Потом, казалось пересилив себя, она отвела глаза от крутящейся ленты и уставилась на него с тем же пристальным вниманием, с каким только что изучала магнитофон. В послеполуденном, идущем сквозь верхние жалюзи свете глаза Вирджинии оказались как бы в глубоких пещерах темно-фиолетового цвета. В ее зрачках Палмер увидел свое отражение.

— Ты и в самом деле думаешь?.. — нарушила она молчание. — Ну, конечно же.

— Что я думаю?

— Ничего. — На секунду ее полная нижняя губа стала тонкой и напряженной. Потом уголок рта дернулся вниз. — Я все же скажу. Ты все еще думаешь, что я в сговоре с Маком, не так ли?

— Я никогда не думал, что ты…

— Нет, думал. Ты почти так и сказал в пятницу вечером.

— Я говорил и делал кошмарное количество диких вещей. Я был пьян.

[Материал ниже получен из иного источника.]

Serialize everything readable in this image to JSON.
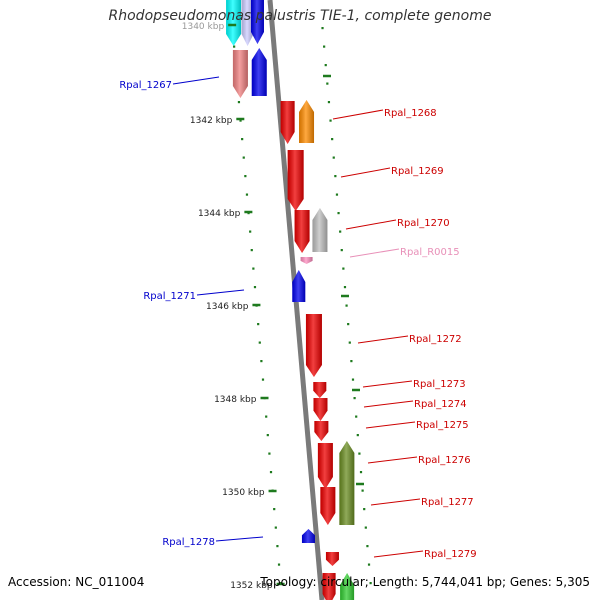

— In vino veritas [Истина в вине (лат.)] и так далее, — сказала Вирджиния. — Ты не знал, что я учила и латинский и греческий? Хорошо иметь всестороннее образование. Конечно, это было до того, как блуд стал моей основной профессией.

Он резко вздохнул.

— Я прошу прощения за то, что наговорил. За то, что я думал в тот вечер. Я знаю, что это не так. Пьяные галлюцинации.

Она снова кивнула:

— Я могу понять, как это было. Но это не объясняет, почему ты не позвонил мне за целый уик-энд и не рассказал. Я сидела дома, и только один шаг отделял меня от принятия большой дозы снотворного. Ты даже не можешь представить, как я себя чувствовала. И самое глупое в том, что один несчастный телефонный звонок мог бы меня излечить. Вот в какое идиотское положение я себя поставила, Вудс. Женщине моих лет следовало бы быть умнее.

— Я действительно прошу прощения. Я…

— И, конечно, это не объясняет, почему ты не должен доверять мне, — продолжала она. Он хотел что-то сказать, но она, протянув руку, закрыла ладонью его рот. — Тем не менее я не хочу больше об этом слышать, — сказала она. — Это вопрос принципа, а не денег. Если тебе больше не нужен магнитофон, я скажу, чтобы его отнесли назад.

— Послушай, может быть, ты хочешь посидеть здесь во время моего разговора с Моллеттом? Тогда ты будешь знать то же, что и он.

Она покачала головой:

— У меня тысяча разных дел.

— Тогда давай выпьем что-нибудь после обеда.

— Нет.

— Я верю тебе, ты знаешь. Ты именно тот человек, кому я действительно верю.

— Да. — Она следила, как конец магнитофонной ленты хлопал на вертящейся кассете. — Я скажу, чтобы его забрали. — Она направилась к двери.